Systems controlling Klebsiella pneumoniae capsular polysaccharide chain length and attachment
PhD Project
Currently investigating the mechanisms and regulatory pathways governing Klebsiella pneumoniae capsule attachment and chain length using various molecular biology and biochemical analytical tools.

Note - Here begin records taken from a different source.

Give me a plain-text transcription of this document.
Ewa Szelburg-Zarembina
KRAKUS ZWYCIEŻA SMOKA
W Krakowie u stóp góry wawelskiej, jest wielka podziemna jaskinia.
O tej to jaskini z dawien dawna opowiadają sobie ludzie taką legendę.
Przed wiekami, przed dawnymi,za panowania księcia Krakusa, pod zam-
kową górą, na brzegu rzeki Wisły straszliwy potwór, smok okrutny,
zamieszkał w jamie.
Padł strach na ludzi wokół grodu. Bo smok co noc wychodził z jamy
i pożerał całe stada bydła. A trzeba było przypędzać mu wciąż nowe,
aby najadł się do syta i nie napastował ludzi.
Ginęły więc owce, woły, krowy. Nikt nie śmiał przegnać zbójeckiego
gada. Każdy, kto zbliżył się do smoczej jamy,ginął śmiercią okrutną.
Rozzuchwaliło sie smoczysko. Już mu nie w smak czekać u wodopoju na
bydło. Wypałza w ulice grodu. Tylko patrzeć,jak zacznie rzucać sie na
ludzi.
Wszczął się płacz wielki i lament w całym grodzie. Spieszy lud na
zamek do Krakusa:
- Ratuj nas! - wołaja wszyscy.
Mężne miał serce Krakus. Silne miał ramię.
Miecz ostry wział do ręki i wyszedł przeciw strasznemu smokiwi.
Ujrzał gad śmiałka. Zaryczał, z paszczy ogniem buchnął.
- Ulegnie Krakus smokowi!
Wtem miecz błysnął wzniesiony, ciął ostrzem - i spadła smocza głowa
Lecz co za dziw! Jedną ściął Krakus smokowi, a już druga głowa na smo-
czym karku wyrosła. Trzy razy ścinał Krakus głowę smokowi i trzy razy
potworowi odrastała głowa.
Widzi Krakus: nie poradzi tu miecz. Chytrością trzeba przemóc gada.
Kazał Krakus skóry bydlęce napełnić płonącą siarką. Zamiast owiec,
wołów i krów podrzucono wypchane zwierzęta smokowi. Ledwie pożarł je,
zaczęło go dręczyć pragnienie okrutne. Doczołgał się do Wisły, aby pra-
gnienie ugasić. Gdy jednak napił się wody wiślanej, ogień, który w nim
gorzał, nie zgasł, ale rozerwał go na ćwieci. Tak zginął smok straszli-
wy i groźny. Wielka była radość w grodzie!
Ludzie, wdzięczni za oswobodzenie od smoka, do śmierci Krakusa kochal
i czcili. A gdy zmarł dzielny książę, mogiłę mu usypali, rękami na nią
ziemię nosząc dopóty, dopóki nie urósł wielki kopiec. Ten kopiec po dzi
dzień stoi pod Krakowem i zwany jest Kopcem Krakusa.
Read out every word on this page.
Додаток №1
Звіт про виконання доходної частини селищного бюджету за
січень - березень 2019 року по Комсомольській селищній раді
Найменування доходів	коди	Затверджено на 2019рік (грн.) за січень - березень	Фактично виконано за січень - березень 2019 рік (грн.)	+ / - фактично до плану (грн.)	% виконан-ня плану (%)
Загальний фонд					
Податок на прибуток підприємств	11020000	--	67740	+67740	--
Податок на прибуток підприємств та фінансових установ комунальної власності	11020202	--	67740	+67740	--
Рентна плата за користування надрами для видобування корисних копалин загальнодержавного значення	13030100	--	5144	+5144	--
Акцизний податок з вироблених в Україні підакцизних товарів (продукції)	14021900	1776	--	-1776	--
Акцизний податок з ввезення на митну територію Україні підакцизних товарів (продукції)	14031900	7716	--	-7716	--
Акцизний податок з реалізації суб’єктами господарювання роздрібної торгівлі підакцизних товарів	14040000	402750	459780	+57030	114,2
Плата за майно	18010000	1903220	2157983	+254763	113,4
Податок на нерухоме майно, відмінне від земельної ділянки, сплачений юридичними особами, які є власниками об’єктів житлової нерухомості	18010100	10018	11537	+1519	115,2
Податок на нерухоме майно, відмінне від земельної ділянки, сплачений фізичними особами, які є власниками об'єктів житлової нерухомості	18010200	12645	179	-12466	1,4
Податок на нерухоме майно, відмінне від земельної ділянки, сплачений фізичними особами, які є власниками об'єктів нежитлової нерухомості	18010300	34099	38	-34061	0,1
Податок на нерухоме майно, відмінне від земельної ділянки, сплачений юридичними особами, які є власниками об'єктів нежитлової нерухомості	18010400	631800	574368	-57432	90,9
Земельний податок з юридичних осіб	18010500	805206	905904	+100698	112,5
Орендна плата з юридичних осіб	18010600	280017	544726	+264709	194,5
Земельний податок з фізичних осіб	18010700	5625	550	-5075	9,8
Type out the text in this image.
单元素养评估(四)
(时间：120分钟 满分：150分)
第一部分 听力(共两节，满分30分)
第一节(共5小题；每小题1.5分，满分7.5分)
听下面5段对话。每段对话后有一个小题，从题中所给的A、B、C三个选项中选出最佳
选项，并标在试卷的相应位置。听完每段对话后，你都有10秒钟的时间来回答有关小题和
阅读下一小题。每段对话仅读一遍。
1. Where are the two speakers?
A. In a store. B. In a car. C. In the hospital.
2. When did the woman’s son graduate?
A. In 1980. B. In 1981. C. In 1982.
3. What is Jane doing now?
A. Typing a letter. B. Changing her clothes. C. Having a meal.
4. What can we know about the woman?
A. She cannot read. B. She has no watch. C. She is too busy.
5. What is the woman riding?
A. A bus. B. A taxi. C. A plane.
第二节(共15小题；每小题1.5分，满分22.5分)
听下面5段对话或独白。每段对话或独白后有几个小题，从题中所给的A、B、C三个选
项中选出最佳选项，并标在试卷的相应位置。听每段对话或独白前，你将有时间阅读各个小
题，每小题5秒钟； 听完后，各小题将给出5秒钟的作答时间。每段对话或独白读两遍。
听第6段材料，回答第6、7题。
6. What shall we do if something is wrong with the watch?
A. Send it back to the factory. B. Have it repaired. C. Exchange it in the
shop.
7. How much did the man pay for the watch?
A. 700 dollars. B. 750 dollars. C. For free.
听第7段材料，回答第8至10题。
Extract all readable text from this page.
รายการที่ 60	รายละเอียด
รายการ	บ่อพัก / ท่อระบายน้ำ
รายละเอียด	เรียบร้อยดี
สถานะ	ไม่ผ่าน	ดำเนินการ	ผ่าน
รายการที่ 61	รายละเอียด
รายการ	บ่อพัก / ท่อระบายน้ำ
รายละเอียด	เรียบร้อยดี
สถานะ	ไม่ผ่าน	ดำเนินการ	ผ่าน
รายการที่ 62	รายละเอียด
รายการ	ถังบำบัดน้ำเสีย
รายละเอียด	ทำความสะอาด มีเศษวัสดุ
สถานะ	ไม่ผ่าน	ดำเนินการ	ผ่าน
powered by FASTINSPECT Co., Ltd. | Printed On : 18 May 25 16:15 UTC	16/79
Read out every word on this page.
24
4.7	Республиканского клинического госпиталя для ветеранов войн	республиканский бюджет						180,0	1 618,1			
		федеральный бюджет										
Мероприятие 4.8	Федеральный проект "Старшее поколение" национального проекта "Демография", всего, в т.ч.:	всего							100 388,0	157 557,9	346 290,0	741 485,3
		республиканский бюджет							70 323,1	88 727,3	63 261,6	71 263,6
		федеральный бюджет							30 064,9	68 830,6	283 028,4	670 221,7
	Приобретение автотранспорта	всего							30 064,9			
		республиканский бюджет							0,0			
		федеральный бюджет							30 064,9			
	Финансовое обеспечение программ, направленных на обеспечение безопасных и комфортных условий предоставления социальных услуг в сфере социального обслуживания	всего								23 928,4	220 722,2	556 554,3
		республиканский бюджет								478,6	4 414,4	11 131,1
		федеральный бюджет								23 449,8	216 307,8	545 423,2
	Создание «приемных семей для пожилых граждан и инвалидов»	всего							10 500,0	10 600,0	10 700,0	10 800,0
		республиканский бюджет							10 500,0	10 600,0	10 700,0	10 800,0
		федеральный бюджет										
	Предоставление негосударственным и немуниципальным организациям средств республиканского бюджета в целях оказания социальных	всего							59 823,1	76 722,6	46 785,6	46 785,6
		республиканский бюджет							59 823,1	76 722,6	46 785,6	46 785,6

The ongoing projects aim to unravel the bacterial factors and signaling pathways involved in K. pneumoniae capsular polysaccharide attachment and chain length regulation and their impact on bacterial pathogenesis.(Khadka et al., 2023)
References
2023
Urine-mediated suppression of Klebsiella pneumoniae mucoidy is counteracted by spontaneous Wzc variants altering capsule chain length
Saroj Khadka, Brooke E Ring, Ryan S Walker, and 5 more authors
Klebsiella pneumoniae is a hospital-associated pathogen primarily causing urinary tract infections (UTIs), pneumonia, and septicemia. Two challenging lineages include the hypervirulent strains, causing invasive community-acquired infections, and the carbapenem-resistant classical strains, most frequently isolated from UTIs. While hypervirulent strains are often characterized by a hypermucoid phenotype, classical strains usually present with low mucoidy. Since clinical UTI isolates tend to exhibit limited mucoidy, we hypothesized that environmental conditions may drive K. pneumoniae adaptation to the urinary tract and select against mucoid isolates. We found that both hypervirulent K. pneumoniae and classical Klebsiella UTI isolates significantly suppressed mucoidy when cultured in urine without reducing capsule abundance. A genetic screen identified secondary mutations in the wzc tyrosine kinase that overcome urine-suppressed mucoidy. Over-expressing Wzc variants in trans was sufficient to boost mucoidy in both hypervirulent and classical Klebsiella UTI isolates. Wzc is a bacterial tyrosine kinase that regulates capsule polymerization and extrusion. Although some Wzc variants reduced Wzc phospho-status, urine did not alter Wzc phospho-status. Urine does, however, increase K. pneumoniae capsule chain length diversity and enhance cell-surface attachment. The identified Wzc variants counteract urine-mediated effects on capsule chain length and cell attachment. Combined, these data indicate that capsule chain length correlates with K. pneumoniae mucoidy and that this extracellular feature can be fine-tuned by spontaneous Wzc mutations, which alter host interactions. Spontaneous Wzc mutation represents a global mechanism that could fine-tune K. pneumoniae niche-specific fitness in both classical and hypervirulent isolates.